Classifier-based vs metric learning. Most published face recognition uses classifier-based training: teach the model to categorize known identities, then use the learned embeddings for new faces. I tested CircleLoss, ArcFace, and AdaFace, all classifier-based, all hitting the same ceiling around 20% cross-domain accuracy. The current experiments use pure metric learning (supervised contrastive), which trains directly on embedding similarity without a classifier. Early results show improved cross-domain accuracy, currently in hyperparameter tuning.
Architecture matters, but not how you’d expect. ConvNeXt (a modern CNN) outperformed ResNet by 2x on cross-domain accuracy. But ConvNeXt v2, published as an improvement over v1, performed 27-48% worse at every model size. The v2 improvements (Global Response Normalization, self-supervised pretraining) help ImageNet classification but hurt face recognition. The self-supervised features are optimized for image reconstruction, not identity discrimination.
Scaling is non-monotonic. A 50M parameter model outperformed 89M, 197M, and 350M versions of the same architecture. The larger models have capacity to memorize training identities rather than learn generalizable features. There appears to be a sweet spot relative to the number of training identities.
Hybrid approaches underperform. Adding metric learning regularization (triplet loss) to classifier-based training (ArcFace) gave only +0.8 percentage points improvement. The classifier objective dominates. If pure metric learning is the answer, it needs to be pure.
Why Benchmarks Persist
If these benchmarks don’t predict real-world performance, why does the field use them?

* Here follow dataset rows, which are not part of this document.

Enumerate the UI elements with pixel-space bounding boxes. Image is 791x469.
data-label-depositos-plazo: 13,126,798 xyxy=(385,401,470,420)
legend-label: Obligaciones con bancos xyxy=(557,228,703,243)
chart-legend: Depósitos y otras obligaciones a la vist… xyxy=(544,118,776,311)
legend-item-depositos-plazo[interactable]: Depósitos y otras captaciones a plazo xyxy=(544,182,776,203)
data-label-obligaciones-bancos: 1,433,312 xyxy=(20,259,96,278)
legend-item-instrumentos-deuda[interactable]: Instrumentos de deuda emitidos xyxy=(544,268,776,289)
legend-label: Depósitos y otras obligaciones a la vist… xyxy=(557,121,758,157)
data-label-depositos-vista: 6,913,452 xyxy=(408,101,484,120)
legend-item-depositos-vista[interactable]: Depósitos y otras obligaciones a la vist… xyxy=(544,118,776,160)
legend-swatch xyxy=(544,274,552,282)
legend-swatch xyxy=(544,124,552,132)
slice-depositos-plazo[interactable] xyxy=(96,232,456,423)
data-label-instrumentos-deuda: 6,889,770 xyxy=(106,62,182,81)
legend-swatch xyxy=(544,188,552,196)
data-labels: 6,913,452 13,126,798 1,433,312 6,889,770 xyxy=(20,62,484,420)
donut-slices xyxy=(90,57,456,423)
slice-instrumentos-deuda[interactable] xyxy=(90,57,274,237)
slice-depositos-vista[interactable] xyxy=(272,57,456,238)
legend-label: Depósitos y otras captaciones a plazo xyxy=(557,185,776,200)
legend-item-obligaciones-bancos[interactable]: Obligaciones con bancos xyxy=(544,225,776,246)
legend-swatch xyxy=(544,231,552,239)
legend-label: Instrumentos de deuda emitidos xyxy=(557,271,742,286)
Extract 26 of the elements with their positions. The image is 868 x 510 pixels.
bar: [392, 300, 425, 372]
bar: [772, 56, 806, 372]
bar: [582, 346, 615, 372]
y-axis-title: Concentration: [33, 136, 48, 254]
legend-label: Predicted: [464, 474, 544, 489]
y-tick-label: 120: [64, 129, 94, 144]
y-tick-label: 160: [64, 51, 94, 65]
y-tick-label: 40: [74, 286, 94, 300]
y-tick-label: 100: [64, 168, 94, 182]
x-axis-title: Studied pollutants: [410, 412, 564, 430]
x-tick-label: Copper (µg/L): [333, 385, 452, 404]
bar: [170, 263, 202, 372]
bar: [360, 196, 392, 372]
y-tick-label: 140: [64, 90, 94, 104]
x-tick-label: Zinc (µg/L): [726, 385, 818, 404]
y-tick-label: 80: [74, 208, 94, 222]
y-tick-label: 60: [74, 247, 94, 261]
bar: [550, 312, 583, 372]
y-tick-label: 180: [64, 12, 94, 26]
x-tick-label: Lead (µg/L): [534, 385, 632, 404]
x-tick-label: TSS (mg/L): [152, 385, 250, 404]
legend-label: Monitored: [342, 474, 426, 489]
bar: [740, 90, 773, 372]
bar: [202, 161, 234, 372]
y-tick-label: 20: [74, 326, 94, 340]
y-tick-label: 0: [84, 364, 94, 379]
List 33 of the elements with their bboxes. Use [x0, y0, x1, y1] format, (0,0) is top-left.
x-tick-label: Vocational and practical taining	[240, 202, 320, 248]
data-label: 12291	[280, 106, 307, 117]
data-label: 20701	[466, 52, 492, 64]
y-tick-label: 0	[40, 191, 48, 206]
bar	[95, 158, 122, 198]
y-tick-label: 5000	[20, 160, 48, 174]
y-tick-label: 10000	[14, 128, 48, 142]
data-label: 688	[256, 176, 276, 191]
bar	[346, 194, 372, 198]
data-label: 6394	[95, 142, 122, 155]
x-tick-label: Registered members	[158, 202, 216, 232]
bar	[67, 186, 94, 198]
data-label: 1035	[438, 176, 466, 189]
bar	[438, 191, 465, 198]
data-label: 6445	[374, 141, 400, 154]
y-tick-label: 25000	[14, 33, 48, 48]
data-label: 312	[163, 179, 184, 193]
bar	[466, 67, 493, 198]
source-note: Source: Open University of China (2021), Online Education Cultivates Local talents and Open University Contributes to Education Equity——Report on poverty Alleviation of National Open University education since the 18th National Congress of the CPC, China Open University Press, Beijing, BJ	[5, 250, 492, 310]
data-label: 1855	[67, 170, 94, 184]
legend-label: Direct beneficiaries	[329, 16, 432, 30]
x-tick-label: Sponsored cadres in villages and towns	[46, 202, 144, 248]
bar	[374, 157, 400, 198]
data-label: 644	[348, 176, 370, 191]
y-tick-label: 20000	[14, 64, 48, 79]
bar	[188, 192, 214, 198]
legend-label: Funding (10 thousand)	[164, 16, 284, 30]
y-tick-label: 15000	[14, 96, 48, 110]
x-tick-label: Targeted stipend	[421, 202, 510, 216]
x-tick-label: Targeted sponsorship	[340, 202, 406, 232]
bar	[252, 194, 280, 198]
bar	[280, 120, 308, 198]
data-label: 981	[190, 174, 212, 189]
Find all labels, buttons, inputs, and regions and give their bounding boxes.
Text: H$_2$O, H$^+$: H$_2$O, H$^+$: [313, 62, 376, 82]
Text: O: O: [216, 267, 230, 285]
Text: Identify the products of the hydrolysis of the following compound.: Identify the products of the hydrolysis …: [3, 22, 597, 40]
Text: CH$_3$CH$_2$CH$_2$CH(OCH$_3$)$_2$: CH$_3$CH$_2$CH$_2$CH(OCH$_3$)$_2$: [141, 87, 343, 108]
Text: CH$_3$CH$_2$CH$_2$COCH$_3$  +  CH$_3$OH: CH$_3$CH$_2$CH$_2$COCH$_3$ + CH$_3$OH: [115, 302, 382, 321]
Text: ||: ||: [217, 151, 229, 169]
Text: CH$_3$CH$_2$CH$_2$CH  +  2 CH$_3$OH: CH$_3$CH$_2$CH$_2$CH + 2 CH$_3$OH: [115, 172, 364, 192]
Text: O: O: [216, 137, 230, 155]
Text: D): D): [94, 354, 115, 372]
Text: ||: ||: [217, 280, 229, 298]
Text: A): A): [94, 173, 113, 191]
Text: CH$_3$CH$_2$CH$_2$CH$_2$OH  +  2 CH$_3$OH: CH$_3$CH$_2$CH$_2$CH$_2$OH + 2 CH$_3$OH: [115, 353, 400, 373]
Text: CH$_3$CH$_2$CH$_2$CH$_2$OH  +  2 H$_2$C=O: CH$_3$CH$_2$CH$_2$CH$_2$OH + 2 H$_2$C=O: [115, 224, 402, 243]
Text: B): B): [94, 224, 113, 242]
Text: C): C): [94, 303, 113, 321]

Academic research is detached from practical applications in this area. Researchers focus on the math and getting published, not deployment. Transfer learning has only recently become a research focus in itself, and usually isn’t part of the original hypothesis being tested.
Face recognition is also controversial (the technology can and is abused) and lucrative (meaning the best work happens inside companies and doesn’t get published). The academic literature reflects what’s easy to benchmark, not what matters in production.
Where It Stands
The project is active. I’ve moved beyond classifier-based approaches (which hit a ceiling around 20% on my test set) to pure metric learning methods. I’m also running experiments on larger datasets to see if the patterns hold at scale.
The core question remains open: can you train a model that genuinely generalizes to unseen identities in unseen domains? The published literature suggests yes. My experiments so far suggest “not without significant changes to how these models are trained.”
If You’re Evaluating Face Recognition
If a vendor shows you 99% accuracy on standard benchmarks, the right question is: how similar is their training data to my deployment environment?
If your data looks like their training data (similar lighting, image quality, demographics) those numbers might hold. If your environment differs significantly, ask for a demo on your data. The gap between benchmark performance and cross-domain performance is larger than most people assume.